Figure 3 displays the mesh structure of simulation. The trimmed mesher and the surface remesher are applied for mesh discretization. The latter is employed to generate volume meshes, while the former is used for surface meshes. Specifically, the prism mesh was generated at the boundary layer close to hull surfaces, with a layer number of six. To satisfy the requirement of 30 < y+ < 100, the total thickness of the boundary layer is limited to 0.042 m. For a reasonable mesh distribution instead of a uniform grid, three refinement levels are identified from inside out. The interface of the two-phase flow is another refinement region to capture the elevation in the free surface precisely. Additionally, the VOF method, one of the multiphase flow models, is adopted to identify phases of water and air. Taking the complexity of specific geometric structures into consideration, local mesh refinement is also implemented in parts including the bow, the stern, and the rudder. A three-degree-of freedom vessel is investigated by solving the equations for rigid body motion, including heave, pitch, and roll motions during the simulation.

Virtual oblique towing tests contain conditions of drift angles ranging from 0° to 12°.

Table 3. Computational case conditions.

Drift Angle (deg)	Velocity of Model (m/s)	Fr
0, 4, 8, 12	1.1	0.20

introduces specific working conditions of simulation. The velocity v_m of the ship model is constant, corresponding to a Froude number (Fr) of 0.20.

When conducting the simulation of the OTT, ship motions are confined to the transverse X-Y plane. Hence, particular attention is paid to longitudinal force X, lateral force Y, and yaw moment N. For simplification, non-dimensional longitudinal force X′ and lateral force Y′ can be derived by dividing $\frac{1}{2}\rho {v_m}^2{L}_{pp}d$, while non-dimensional yaw moment $N^{\prime }=\frac{N}{\frac{1}{2}\rho {v_m}^2{L_{pp}}^{2}d}$.

2.4. Orthogonal Uncertainty Analysis

During the use of numerical tools, great necessity is attached to an uncertainty analysis relating to multi-factors. When estimating numerical errors and uncertainties, at least three sets of data in relation to one variable are in demand for verification. Considering the efficiency of the analysis, the OEM is utilized for the simulation of the OTT. The application of the turbulence model is deemed as influence factor A, selection of grid base size is regarded as influence factor B, and setting of the time step is taken as influence factor C. Figure 4 illustrates the workflow of the orthogonal uncertainty analysis method employed in this work.
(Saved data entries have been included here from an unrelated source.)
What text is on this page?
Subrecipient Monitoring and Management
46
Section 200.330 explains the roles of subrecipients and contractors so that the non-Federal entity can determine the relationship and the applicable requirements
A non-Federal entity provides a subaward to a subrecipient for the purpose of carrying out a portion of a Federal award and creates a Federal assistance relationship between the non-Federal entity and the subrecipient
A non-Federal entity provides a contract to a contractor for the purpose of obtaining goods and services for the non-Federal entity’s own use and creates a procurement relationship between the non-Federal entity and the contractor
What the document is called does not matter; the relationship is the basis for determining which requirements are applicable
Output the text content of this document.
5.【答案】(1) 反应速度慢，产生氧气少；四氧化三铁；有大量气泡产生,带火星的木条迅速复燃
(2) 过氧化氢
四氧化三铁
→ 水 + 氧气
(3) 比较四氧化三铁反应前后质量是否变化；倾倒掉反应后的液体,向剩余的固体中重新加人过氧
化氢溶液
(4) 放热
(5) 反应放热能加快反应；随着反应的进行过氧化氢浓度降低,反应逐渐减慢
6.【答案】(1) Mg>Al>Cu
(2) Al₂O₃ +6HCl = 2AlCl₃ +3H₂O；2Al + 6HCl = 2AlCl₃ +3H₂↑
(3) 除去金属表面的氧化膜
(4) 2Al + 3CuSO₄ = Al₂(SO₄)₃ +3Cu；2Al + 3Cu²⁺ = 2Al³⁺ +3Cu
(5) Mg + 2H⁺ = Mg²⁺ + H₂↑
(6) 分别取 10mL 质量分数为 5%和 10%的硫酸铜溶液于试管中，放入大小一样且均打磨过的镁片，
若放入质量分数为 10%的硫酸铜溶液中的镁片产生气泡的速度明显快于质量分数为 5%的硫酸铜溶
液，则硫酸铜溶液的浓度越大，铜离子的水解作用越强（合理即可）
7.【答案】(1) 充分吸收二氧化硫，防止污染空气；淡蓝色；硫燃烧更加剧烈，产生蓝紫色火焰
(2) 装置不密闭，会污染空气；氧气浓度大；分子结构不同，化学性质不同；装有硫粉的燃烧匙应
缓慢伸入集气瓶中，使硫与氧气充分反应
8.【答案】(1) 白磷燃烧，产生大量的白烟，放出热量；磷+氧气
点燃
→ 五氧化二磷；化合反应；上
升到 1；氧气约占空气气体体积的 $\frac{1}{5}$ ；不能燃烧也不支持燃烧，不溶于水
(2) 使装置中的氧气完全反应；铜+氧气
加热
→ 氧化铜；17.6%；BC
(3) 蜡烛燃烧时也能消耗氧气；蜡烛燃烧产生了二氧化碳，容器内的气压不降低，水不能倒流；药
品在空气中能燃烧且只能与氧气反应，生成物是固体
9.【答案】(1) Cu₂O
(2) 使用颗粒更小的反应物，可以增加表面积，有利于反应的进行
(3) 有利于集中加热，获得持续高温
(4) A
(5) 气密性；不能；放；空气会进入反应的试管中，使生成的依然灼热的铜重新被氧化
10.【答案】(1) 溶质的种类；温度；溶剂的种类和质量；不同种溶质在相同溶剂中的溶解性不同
During orthogonal experimental tests, the count of test conditions is denoted as n, while the number of influence factors as p and number of levels as q. For convenience, the relevant indicator of an experiment with a serial number of a is denoted by Y_ij^(a), where i represents the order of the influence factor and j stands for the order of the level, respectively. Average values at targeted levels K_ij play a significant role in the OEM including an intuitive analysis and variance analysis, implemented as a qualitative analysis and quantitative analysis, respectively. Calculation equations are provided as follows:

$$K_{N,ij}=\frac{q}{n}{\displaystyle \sum _{a=1}^{n/q}{Y}_{N,ij}^{\left(a\right)}}$$

(3)

$$K_{E,ij}=\frac{q}{n}{\displaystyle \sum _{a=1}^{n/q}{Y}_{E,ij}^{\left(a\right)}}$$

(4)

where subscript ‘N’ represents data obtained by means of numerical simulation and ‘E’ refers to the relative error between results calculated from the numerical method and experimental measurement. To put it another way, K_N,ij^(a) stands for numerical results of influence factor i at the level j (denoted as serial number of a). In this work, Y_N,ij^(a) is deployed in the uncertainty analysis and Y_E,ij^(a) is calculated for comparison between influence factors.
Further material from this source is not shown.